I think I get why they got rid of this system. It was more to think about, and I think they wanted the game to generally be easier so more players could enjoy it. Certain classes of player don't want to think about tactics and positioning. They want to cast fireball. But as a result, the whole game is kind of shallower sometimes.
For mages countering mages, I'd probably give it a rework. It shouldn't just be its own spell. It should be an action. Maybe have a separate check to identify the spell, or maybe just tell the player to skip double rolls. Then make some sort of opposed check. Use the spell level delta (and if you had them roll to identify, how thematically opposite the spell is. Like a fire and ice spell, or shield v magic missile).
Wow, just learned I've been missing the aoo rule for 20 years.
If remember correctly, DC20 does something similar but instead of the same spell you must use some other spell that would be a reasonable counter effect against the effect that the spell is trying to produce.

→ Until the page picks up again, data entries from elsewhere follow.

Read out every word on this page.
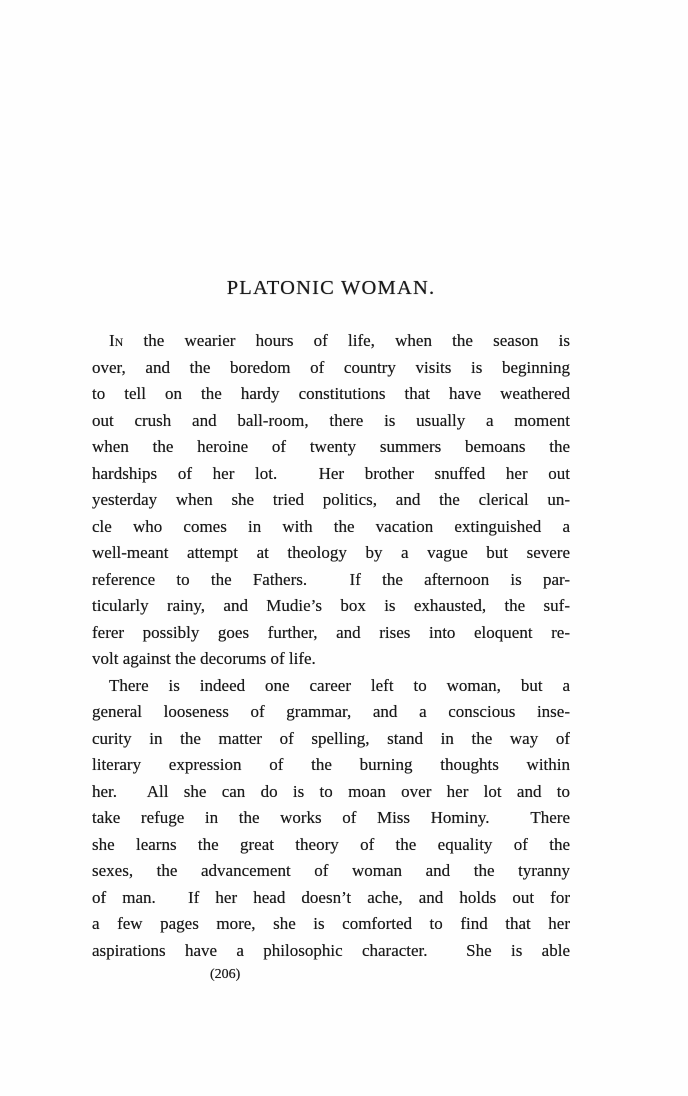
PLATONIC WOMAN.
In the wearier hours of life, when the season is
over, and the boredom of country visits is beginning
to tell on the hardy constitutions that have weathered
out crush and ball-room, there is usually a moment
when the heroine of twenty summers bemoans the
hardships of her lot.  Her brother snuffed her out
yesterday when she tried politics, and the clerical un-
cle who comes in with the vacation extinguished a
well-meant attempt at theology by a vague but severe
reference to the Fathers.  If the afternoon is par-
ticularly rainy, and Mudie’s box is exhausted, the suf-
ferer possibly goes further, and rises into eloquent re-
volt against the decorums of life.
There is indeed one career left to woman, but a
general looseness of grammar, and a conscious inse-
curity in the matter of spelling, stand in the way of
literary expression of the burning thoughts within
her.  All she can do is to moan over her lot and to
take refuge in the works of Miss Hominy.  There
she learns the great theory of the equality of the
sexes, the advancement of woman and the tyranny
of man.  If her head doesn’t ache, and holds out for
a few pages more, she is comforted to find that her
aspirations have a philosophic character.  She is able
(206)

I am not sure it would be any good. Basically it would mean the meta spells would be counterable like before, so the characters have an option to take less useful or more niche spells to avoid a counterspell.
But in practice counterspell is already constrained by memory slots, spellslots and actions (it takes a bonus action, which there is only one per turn), and also range and vision. It also takes identifying the spell to not waste your counterspell on something useless.
So I'm not sure what the intent could be with this. A wizard would basically be required to take fireball if only to counter it, and avoid using it against another wizard. It feels to me that it would decrease the possibilities, not increase them.